B cell depletion is an effective approach for the treatment of several diseases, including rheumatoid arthritis (RA); however, despite showing initial promise in the treatment of systemic lupus erythematosus (SLE), the B cell depleting anti-CD20 antibody rituximab did not reach the clinical endpoints in two large phase III clinical trials. Almost a decade later, a promising new approach to B cell depletion in SLE is emerging: CD19-targeted chimeric antigen receptor (CAR) T cell therapy.

Credit: S. Harris/Springer Nature Limited

“The methodology involves inserting an artificial gene into the chromosomes of the patients’ own T cells,” explains Marko Radic, corresponding author of the new study published in Science Translational Medicine. “The new gene encodes a CAR that targets CD19 on the majority of B cells and kills them upon binding.”

Unlike a standard CAR T cell approach, the researchers used purified CD8+ T cells to avoid any potential disease-promoting effects that might come from using CD4+ T cells. As a second generation CAR, the CD3ζ C terminus had been modified to dampen its activity and prevent T cell exhaustion (increasing the persistence of this therapy).

The CAR T cell approach avoids the need for repeated administration, as is necessary for rituximab to retain therapeutic doses, and could potentially lead to long-lasting remission. In previous trials of rituximab, the degree of B cell depletion was variable, but those who had the most rapid, largest or longest-lasting B cell depletion had the most improvement in disease presentation. Hence, incomplete or only transient depletion of tissue-resident B cells might have contributed to the lack of efficacy of rituximab in SLE trials.

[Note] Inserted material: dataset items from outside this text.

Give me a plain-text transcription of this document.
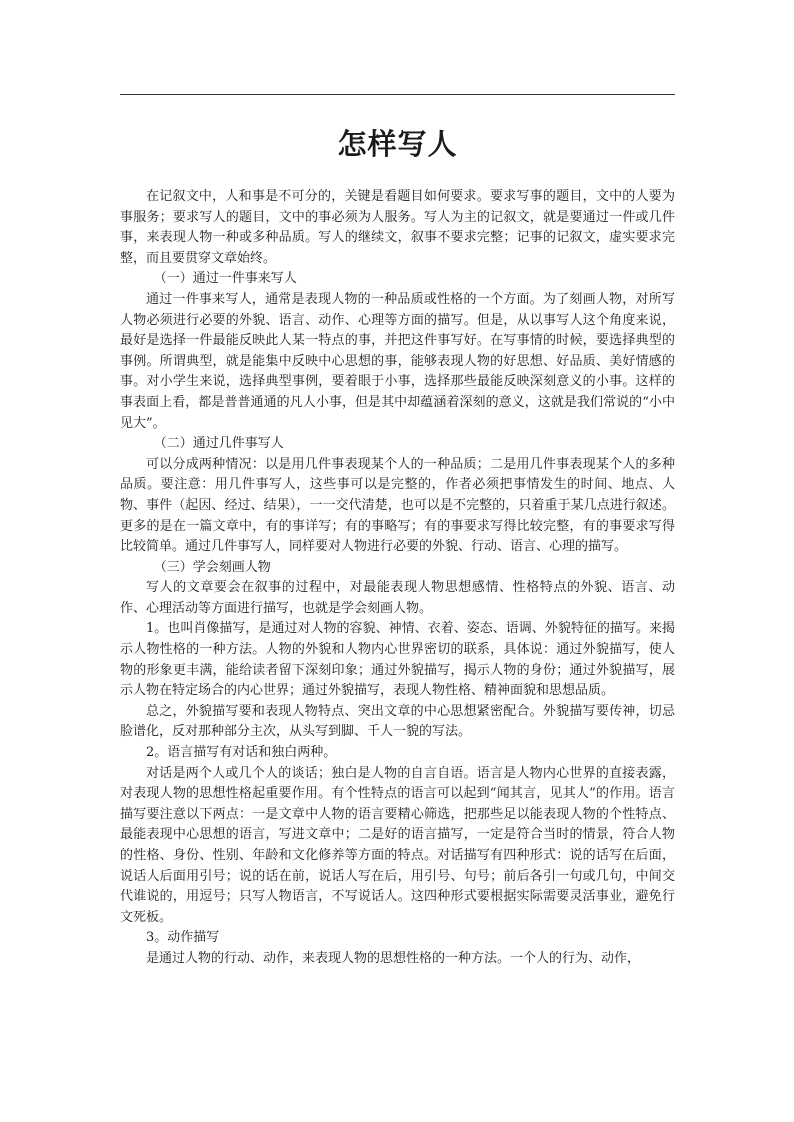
怎样写人

在记叙文中，人和事是不可分的，关键是看题目如何要求。要求写事的题目，文中的人要为事服务；要求写人的题目，文中的事必须为人服务。写人为主的记叙文，就是要通过一件或几件事，来表现人物一种或多种品质。写人的继续文，叙事不要求完整；记事的记叙文，虚实要求完整，而且要贯穿文章始终。

（一）通过一件事来写人

通过一件事来写人，通常是表现人物的一种品质或性格的一个方面。为了刻画人物，对所写人物必须进行必要的外貌、语言、动作、心理等方面的描写。但是，从以事写人这个角度来说，最好是选择一件最能反映此人某一特点的事，并把这件事写好。在写事情的时候，要选择典型的事例。所谓典型，就是能集中反映中心思想的事，能够表现人物的好思想、好品质、美好情感的事。对小学生来说，选择典型事例，要着眼于小事，选择那些最能反映深刻意义的小事。这样的事表面上看，都是普普通通的凡人小事，但是其中却蕴涵着深刻的意义，这就是我们常说的“小中见大”。

（二）通过几件事写人

可以分成两种情况：以是用几件事表现某个人的一种品质；二是用几件事表现某个人的多种品质。要注意：用几件事写人，这些事可以是完整的，作者必须把事情发生的时间、地点、人物、事件（起因、经过、结果），一一交代清楚，也可以是不完整的，只着重于某几点进行叙述。更多的是在一篇文章中，有的事详写；有的事略写；有的事要求写得比较完整，有的事要求写得比较简单。通过几件事写人，同样要对人物进行必要的外貌、行动、语言、心理的描写。

（三）学会刻画人物

写人的文章要会在叙事的过程中，对最能表现人物思想感情、性格特点的外貌、语言、动作、心理活动等方面进行描写，也就是学会刻画人物。

1。也叫肖像描写，是通过对人物的容貌、神情、衣着、姿态、语调、外貌特征的描写。来揭示人物性格的一种方法。人物的外貌和人物内心世界密切的联系，具体说：通过外貌描写，使人物的形象更丰满，能给读者留下深刻印象；通过外貌描写，揭示人物的身份；通过外貌描写，展示人物在特定场合的内心世界；通过外貌描写，表现人物性格、精神面貌和思想品质。

总之，外貌描写要和表现人物特点、突出文章的中心思想紧密配合。外貌描写要传神，切忌脸谱化，反对那种部分主次，从头写到脚、千人一貌的写法。

2。语言描写有对话和独白两种。

对话是两个人或几个人的谈话；独白是人物的自言自语。语言是人物内心世界的直接表露，对表现人物的思想性格起重要作用。有个性特点的语言可以起到“闻其言，见其人”的作用。语言描写要注意以下两点：一是文章中人物的语言要精心筛选，把那些足以能表现人物的个性特点、最能表现中心思想的语言，写进文章中；二是好的语言描写，一定是符合当时的情景，符合人物的性格、身份、性别、年龄和文化修养等方面的特点。对话描写有四种形式：说的话写在后面，说话人后面用引号；说的话在前，说话人写在后，用引号、句号；前后各引一句或几句，中间交代谁说的，用逗号；只写人物语言，不写说话人。这四种形式要根据实际需要灵活事业，避免行文死板。

3。动作描写

是通过人物的行动、动作，来表现人物的思想性格的一种方法。一个人的行为、动作，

“Compared with ritixumab, the new approach has two main advantages,” remarks Ignacio Sanz, an expert in anti-B cell therapies in SLE who was not associated with the study. “Firstly, anti-CD19 targeting eliminates a larger fraction of B cells, including pre-B cells, as well as a large fraction of antibody-producing plasmablasts and plasma cells. Secondly, anti-CD19 CAR T cells, as reported in lymphoid malignancies, can induce B cell depletion of greater depth and duration.”

Radic and colleagues tested the efficacy of this new approach in two mouse models of SLE: NZB/W and MRL-lpr mice. The treatment resulted in complete and sustained CD19+ B cell depletion that was accompanied by a reduction in autoantibody production, “The treated mice showed considerable improvements in several measures of disease, including improvements in kidney function, spleen size, lymphocyte subset ratios and skin inflammation,” says Radic. “Most importantly, treated mice attained a nearly normal life span.”

Although the treatment effectively diminished the expression of CD19 in the kidneys, spleen and bone marrow, the expression of immunoglobulin light chains persisted in the spleen and bone marrow, indicating the continued presence of some B cells at these sites that might explain the preserved levels of IgM and IgG antibodies in the serum.

As further evidence of the persistence of this therapy, adoptively transferred B cells were effectively depleted in mice that had already received CAR T cell therapy months previously. In a separate experiment, adoptive transfer of T cells from treated mice to untreated recipient mice induced B cell depletion and reduced disease activity, indicating that the effects of this therapy are cell-mediated.

“Progress with CAR T cells in cancer over the past few years and the FDA approval of this therapy in 2018 indicate that the use of CAR T cell therapy is maturing and reaching a level of safety and acceptability in the clinic that might make it attractive to rheumatologists,” concludes Radic.

The treatment resulted in complete and sustained CD19+ B cell depletion

“This work provides a strong rationale for the use of CAR T cells for the treatment of human autoimmune diseases and, in particular, for SLE,” says Sanz. “The natural next step in the field is the design of human clinical trials to assess the safety and efficacy of this approach in SLE and other autoimmune diseases including ANCA-associated vasculitis, in which repeated rituximab treatments might be necessary to sustain disease remission.”